Erklärungen sind besser als Bitten um Vergebung

von Klaus Koch

Corona ist gefährlich. Wir müssen uns so gut wie möglich vor dem Virus schützen. Wer beides leugnet, redet Unsinn. Das ist eine Tatsache. Ebenso ist es eine Tatsache, dass politisches Handeln in der Krise einem Ritt auf der Rasierklinge gleicht. Keiner kann genau wissen, welche Wirkung welche Entscheidung hat. Das weiß ich alles. Und dennoch gehen mir die Politiker zunehmend auf die Nerven. Dabei misstraue ich ihnen nicht grundsätzlich. Außer, sie werden pathetisch und paternalistisch.

Als mündiger Wahlbürger will ich mir von der Kanzlerin nicht sagen lassen, dass ich, wenn ich schön brav bin, ein bisschen freier Weihnachten feiern darf. Nur um wenig später darauf hingewiesen zu werden: Wer dieses Jahr mit Oma feiert, hat sie nächstes Jahr vielleicht nicht mehr. Und ist daran schuld. Mir muss auch kein Ministerpräsident danken, dass ich Maske trage, mich nicht in der Fußgängerzone drängle oder an Silvester keine ausschweifende Party feiere. Auch das Zählen der minütlich an oder mit Corona Sterbenden durch den bayerischen Ministerpräsidenten hilft mir bei der politischen Willensbildung nicht.

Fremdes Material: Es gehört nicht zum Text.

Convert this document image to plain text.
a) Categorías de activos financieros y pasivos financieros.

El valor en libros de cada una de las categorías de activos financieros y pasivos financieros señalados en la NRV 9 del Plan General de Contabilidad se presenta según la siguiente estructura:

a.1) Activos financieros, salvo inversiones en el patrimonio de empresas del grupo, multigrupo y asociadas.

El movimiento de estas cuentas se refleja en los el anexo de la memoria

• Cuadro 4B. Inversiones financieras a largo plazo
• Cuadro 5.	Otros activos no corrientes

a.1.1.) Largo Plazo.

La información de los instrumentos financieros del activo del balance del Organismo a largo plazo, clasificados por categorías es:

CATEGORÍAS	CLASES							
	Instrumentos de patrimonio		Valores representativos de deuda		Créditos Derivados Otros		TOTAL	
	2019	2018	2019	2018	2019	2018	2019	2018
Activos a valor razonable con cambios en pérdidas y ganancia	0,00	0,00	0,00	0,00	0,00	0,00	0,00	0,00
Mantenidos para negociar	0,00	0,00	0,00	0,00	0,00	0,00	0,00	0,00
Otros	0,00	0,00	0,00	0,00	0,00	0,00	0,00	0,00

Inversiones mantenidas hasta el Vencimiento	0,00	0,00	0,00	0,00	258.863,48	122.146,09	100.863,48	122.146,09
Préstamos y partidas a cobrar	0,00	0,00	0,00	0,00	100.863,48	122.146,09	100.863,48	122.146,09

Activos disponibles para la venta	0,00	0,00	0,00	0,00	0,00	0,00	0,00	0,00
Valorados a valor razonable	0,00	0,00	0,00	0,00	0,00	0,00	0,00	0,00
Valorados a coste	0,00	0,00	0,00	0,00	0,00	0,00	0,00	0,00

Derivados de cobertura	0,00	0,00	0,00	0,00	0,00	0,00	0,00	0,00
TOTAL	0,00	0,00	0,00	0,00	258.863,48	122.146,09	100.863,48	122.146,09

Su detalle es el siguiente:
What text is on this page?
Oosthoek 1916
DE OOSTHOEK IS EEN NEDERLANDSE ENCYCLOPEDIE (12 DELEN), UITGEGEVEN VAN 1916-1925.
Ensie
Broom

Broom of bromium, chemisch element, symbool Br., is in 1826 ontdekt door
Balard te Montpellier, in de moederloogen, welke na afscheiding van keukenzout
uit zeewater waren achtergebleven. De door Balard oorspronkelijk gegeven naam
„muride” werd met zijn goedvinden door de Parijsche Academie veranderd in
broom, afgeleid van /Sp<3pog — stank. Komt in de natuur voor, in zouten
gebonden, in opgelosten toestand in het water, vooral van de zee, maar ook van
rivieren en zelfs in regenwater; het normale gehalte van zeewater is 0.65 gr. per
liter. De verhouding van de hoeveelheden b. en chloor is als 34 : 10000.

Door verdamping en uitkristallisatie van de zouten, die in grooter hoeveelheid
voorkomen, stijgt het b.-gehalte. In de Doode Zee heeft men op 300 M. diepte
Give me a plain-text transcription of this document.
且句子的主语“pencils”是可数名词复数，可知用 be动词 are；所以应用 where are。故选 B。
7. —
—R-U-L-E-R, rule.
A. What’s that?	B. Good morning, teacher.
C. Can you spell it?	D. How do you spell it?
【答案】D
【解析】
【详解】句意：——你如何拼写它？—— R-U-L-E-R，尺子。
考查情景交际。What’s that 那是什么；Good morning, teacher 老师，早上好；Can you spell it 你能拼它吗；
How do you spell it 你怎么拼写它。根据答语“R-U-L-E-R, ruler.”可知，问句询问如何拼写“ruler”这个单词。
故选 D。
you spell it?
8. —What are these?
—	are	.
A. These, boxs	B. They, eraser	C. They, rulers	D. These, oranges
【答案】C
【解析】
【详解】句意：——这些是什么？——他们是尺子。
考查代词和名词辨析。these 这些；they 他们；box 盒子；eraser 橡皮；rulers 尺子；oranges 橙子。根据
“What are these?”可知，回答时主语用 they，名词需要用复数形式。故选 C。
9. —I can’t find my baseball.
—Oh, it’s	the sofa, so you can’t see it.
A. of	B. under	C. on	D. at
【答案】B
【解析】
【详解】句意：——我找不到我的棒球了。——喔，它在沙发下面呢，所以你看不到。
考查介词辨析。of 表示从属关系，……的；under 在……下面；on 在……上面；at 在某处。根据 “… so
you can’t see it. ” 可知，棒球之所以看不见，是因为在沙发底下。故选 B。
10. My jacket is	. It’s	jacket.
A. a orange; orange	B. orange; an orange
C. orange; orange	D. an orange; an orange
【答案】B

Gänzlich auf die Palme bringt mich Gesundheitsminister Spahn, wenn er voraussagt, am Ende der Krise hätten wir uns alle viel zu vergeben. Vergebung ist ein Prozess, in dem ein Opfer dem Täter absichtlich oder fahrlässig zugefügtes Unrecht nicht länger nachträgt. Spahn wird uns mit seiner Aussage aber sicher nicht darauf vorbereiten wollen, dass am Ende der Pandemie die Politik dem Volk vergibt. Eher spekuliert er wohl aufs Gegenteil. Ich will einem Politiker aber nicht vergeben. Wenn er etwas falsch gemacht hat, will ich, dass er mir erklärt, warum er das getan hat, wann er den Fehler bemerkt hat, was er dagegen unternommen hat und welche Schlüsse er daraus zieht. Wenn er dies ohne geheuchelte Fürsorge und ohne dackeltreuen Blick tut, wähle ich ihn - vielleicht.